Every component function **must** include this special comment. Only code after this anchor is synced to the platform.

```python
def my_function():
    # Imports and setup code here (NOT synced)
    import os

    # -- BEGIN DEFINITION --
    # Everything after this line IS synced
    result = process_data()
    return result

```

**Why?** This ensures only the core logic is synced, keeping your platform definitions clean and portable.

### The `cache` Parameter

All component functions include a `cache: dict = {}` parameter.
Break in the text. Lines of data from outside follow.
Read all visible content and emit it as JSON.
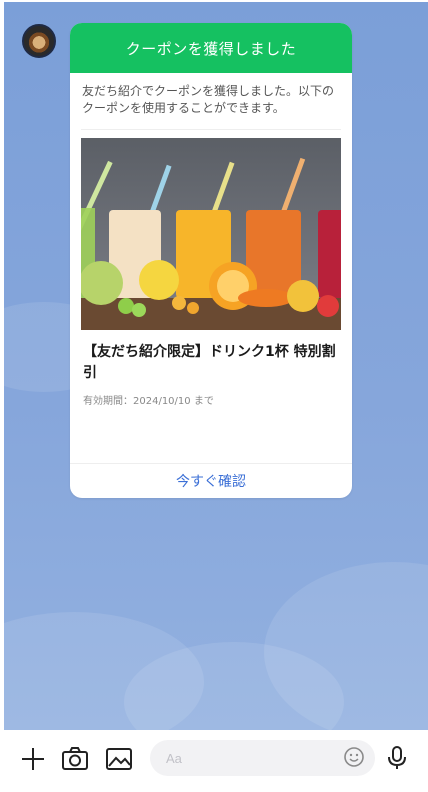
{
  "chat": {
    "message": {
      "header": "クーポンを獲得しました",
      "body": "友だち紹介でクーポンを獲得しました。以下のクーポンを使用することができます。",
      "coupon": {
        "title": "【友だち紹介限定】ドリンク1杯 特別割引",
        "expiry": "有効期間：2024/10/10 まで",
        "image_icon": "juice-glasses-photo"
      },
      "action_label": "今すぐ確認"
    }
  },
  "input_bar": {
    "placeholder": "Aa",
    "icons": [
      "plus-icon",
      "camera-icon",
      "image-icon",
      "emoji-icon",
      "mic-icon"
    ]
  },
  "colors": {
    "header_green": "#15c161",
    "link_blue": "#3b6fd6",
    "chat_background": "#7b9fd8"
  }
}
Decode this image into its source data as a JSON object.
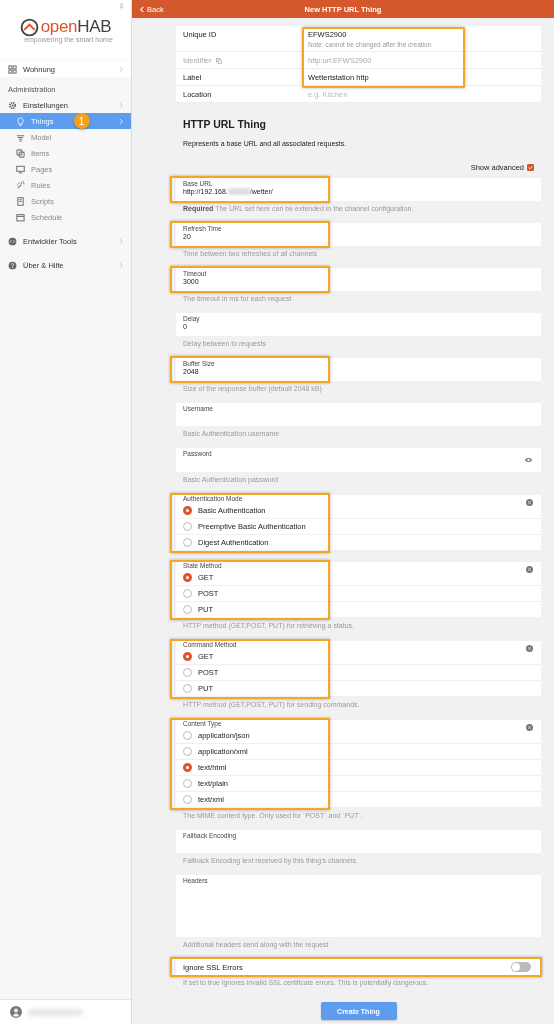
{
  "sidebar": {
    "logo": {
      "parts": [
        "open",
        "HAB"
      ],
      "tagline": "empowering the smart home"
    },
    "items": [
      {
        "label": "Wohnung",
        "selected": false
      }
    ],
    "section_title": "Administration",
    "admin_items": [
      {
        "label": "Einstellungen",
        "selected": false,
        "children": [
          {
            "label": "Things",
            "selected": true,
            "badge": "1"
          },
          {
            "label": "Model",
            "selected": false
          },
          {
            "label": "Items",
            "selected": false
          },
          {
            "label": "Pages",
            "selected": false
          },
          {
            "label": "Rules",
            "selected": false
          },
          {
            "label": "Scripts",
            "selected": false
          },
          {
            "label": "Schedule",
            "selected": false
          }
        ]
      },
      {
        "label": "Entwickler Tools",
        "selected": false
      },
      {
        "label": "Über & Hilfe",
        "selected": false
      }
    ]
  },
  "header": {
    "back": "Back",
    "title": "New HTTP URL Thing"
  },
  "info": {
    "rows": [
      {
        "label": "Unique ID",
        "value": "EFWS2900",
        "note": "Note: cannot be changed after the creation",
        "disabled": false,
        "highlighted": true
      },
      {
        "label": "Identifier",
        "value": "http:url:EFWS2900",
        "disabled": true,
        "highlighted": true
      },
      {
        "label": "Label",
        "value": "Wettertstation http",
        "disabled": false,
        "highlighted": true
      },
      {
        "label": "Location",
        "placeholder": "e.g. Kitchen",
        "disabled": false,
        "highlighted": false
      }
    ]
  },
  "section": {
    "title": "HTTP URL Thing",
    "description": "Represents a base URL and all associated requests.",
    "show_advanced": {
      "label": "Show advanced",
      "checked": true
    }
  },
  "parameters": [
    {
      "kind": "text",
      "label": "Base URL",
      "value": "http://192.168.",
      "value_after_redaction": "/wetter/",
      "hint": "**Required** The URL set here can be extended in the channel configuration.",
      "highlighted": true
    },
    {
      "kind": "text",
      "label": "Refresh Time",
      "value": "20",
      "hint": "Time between two refreshes of all channels",
      "highlighted": true
    },
    {
      "kind": "text",
      "label": "Timeout",
      "value": "3000",
      "hint": "The timeout in ms for each request",
      "highlighted": true
    },
    {
      "kind": "text",
      "label": "Delay",
      "value": "0",
      "hint": "Delay between to requests",
      "highlighted": false
    },
    {
      "kind": "text",
      "label": "Buffer Size",
      "value": "2048",
      "hint": "Size of the response buffer (default 2048 kB)",
      "highlighted": true
    },
    {
      "kind": "text",
      "label": "Username",
      "hint": "Basic Authentication username",
      "highlighted": false
    },
    {
      "kind": "password",
      "label": "Password",
      "hint": "Basic Authentication password",
      "highlighted": false
    },
    {
      "kind": "radio",
      "label": "Authentication Mode",
      "highlighted": true,
      "options": [
        {
          "label": "Basic Authentication",
          "selected": true
        },
        {
          "label": "Preemptive Basic Authentication",
          "selected": false
        },
        {
          "label": "Digest Authentication",
          "selected": false
        }
      ]
    },
    {
      "kind": "radio",
      "label": "State Method",
      "hint": "HTTP method (GET,POST, PUT) for retrieving a status.",
      "highlighted": true,
      "options": [
        {
          "label": "GET",
          "selected": true
        },
        {
          "label": "POST",
          "selected": false
        },
        {
          "label": "PUT",
          "selected": false
        }
      ]
    },
    {
      "kind": "radio",
      "label": "Command Method",
      "hint": "HTTP method (GET,POST, PUT) for sending commands.",
      "highlighted": true,
      "options": [
        {
          "label": "GET",
          "selected": true
        },
        {
          "label": "POST",
          "selected": false
        },
        {
          "label": "PUT",
          "selected": false
        }
      ]
    },
    {
      "kind": "radio",
      "label": "Content Type",
      "hint": "The MIME content type. Only used for `POST` and `PUT`.",
      "highlighted": true,
      "options": [
        {
          "label": "application/json",
          "selected": false
        },
        {
          "label": "application/xml",
          "selected": false
        },
        {
          "label": "text/html",
          "selected": true
        },
        {
          "label": "text/plain",
          "selected": false
        },
        {
          "label": "text/xml",
          "selected": false
        }
      ]
    },
    {
      "kind": "text",
      "label": "Fallback Encoding",
      "hint": "Fallback Encoding text received by this thing's channels.",
      "highlighted": false
    },
    {
      "kind": "textarea",
      "label": "Headers",
      "hint": "Additional headers send along with the request",
      "highlighted": false
    },
    {
      "kind": "toggle",
      "label": "Ignore SSL Errors",
      "on": false,
      "hint": "If set to true ignores invalid SSL certificate errors. This is potentially dangerous.",
      "highlighted": true
    }
  ],
  "create_button": "Create Thing"
}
This is a **reserved keyword** that is:

- Automatically removed from function inputs during sync (not exposed to end users)
- Commonly used for storing database connections in RAG implementations

**Example from RAG:**

```python
if "sql_cursor_obj" not in cache:
    conn = sqlite3.connect(...)
    cache["sql_cursor_obj"] = conn.cursor()
cursor = cache["sql_cursor_obj"]

```

### Dependency Resolution

When you sync a Pipeline, the system:

1. Inspects the function bytecode to find referenced objects
2. Checks if those objects have `_corridor_metadata`
3. Recursively syncs those dependencies by calling their respective sync handlers
4. Collects the version IDs returned from each sync operation
5. Includes those version IDs in the pipeline payload (e.g., `promptVersionIds`, `foundationModelVersionIds`)

**Example:**

```python
# Define components
import genguardx as ggx
@ggx.Prompt.declare(name='System Prompt')
def system_prompt(*, cache: dict = {}, prompt: str = "You are a helpful assistant."):
    """System instruction for the assistant."""
    # -- BEGIN DEFINITION --
    return prompt

@ggx.Model.declare(name='GPT-4', provider='openai', model='gpt-4', ownership_type='Proprietary', model_type='LLM')
def gpt4(text: str, *, cache: dict = {}):
    """GPT-4 model wrapper."""
    # -- BEGIN DEFINITION --
    # Implementation
    return {"response": "..."}

@ggx.Pipeline.declare(name='Q&A Pipeline', pipeline_type='Chat based - OpenAI Spec')
def qa_pipeline(
    user_message: str,
    history: list[t.TypedDict("T", {'role': str, 'content': str}, total=False)] = (),
    context: t.Optional[dict[str, str]] = None,
    *,
    cache: dict = {}
):
    """Q&A pipeline combining prompt and model."""
    # -- BEGIN DEFINITION --
    prompt = system_prompt()
    response = gpt4(f"{prompt}\n{user_message}")
    return {"output": response["response"]}

# Sync only the pipeline - dependencies sync automatically
ggx.sync(qa_pipeline)

```

---

## Independent vs. Pipeline Usage

### Independent Sync

You can declare and sync components **without** using them in a pipeline:

```python
# Declare a standalone prompt
@ggx.Prompt.declare(name='Greeting Prompt', group='Standalone')
def greeting_prompt(*, cache: dict = {}, prompt: str = "Hello! How can I help you today?"):
    """Greeting message prompt."""
    # -- BEGIN DEFINITION --
    return prompt

# Sync it independently
ggx.sync(greeting_prompt)

```

### Pipeline Integration

Or use components together in a pipeline (they'll sync automatically):

```python
@ggx.Pipeline.declare(name='Greeter Bot', pipeline_type='Chat based - OpenAI Spec')
def greeter_pipeline(
    user_message: str,
    history: list[t.TypedDict("T", {'role': str, 'content': str}, total=False)] = (),
    context: t.Optional[dict[str, str]] = None,
    *,
    cache: dict = {}
):
    """Simple greeter pipeline."""
    # -- BEGIN DEFINITION --
    prompt = greeting_prompt()  # References the prompt
    return {"output": prompt}

ggx.sync(greeter_pipeline)  # Syncs both prompt and pipeline

```

---

## Metadata Parameters Reference

### Common Parameters (All Components)

- `name` (str, optional): Display name on platform. Defaults to function name.
- `group` (str, optional): Organizational grouping. Must exist on platform.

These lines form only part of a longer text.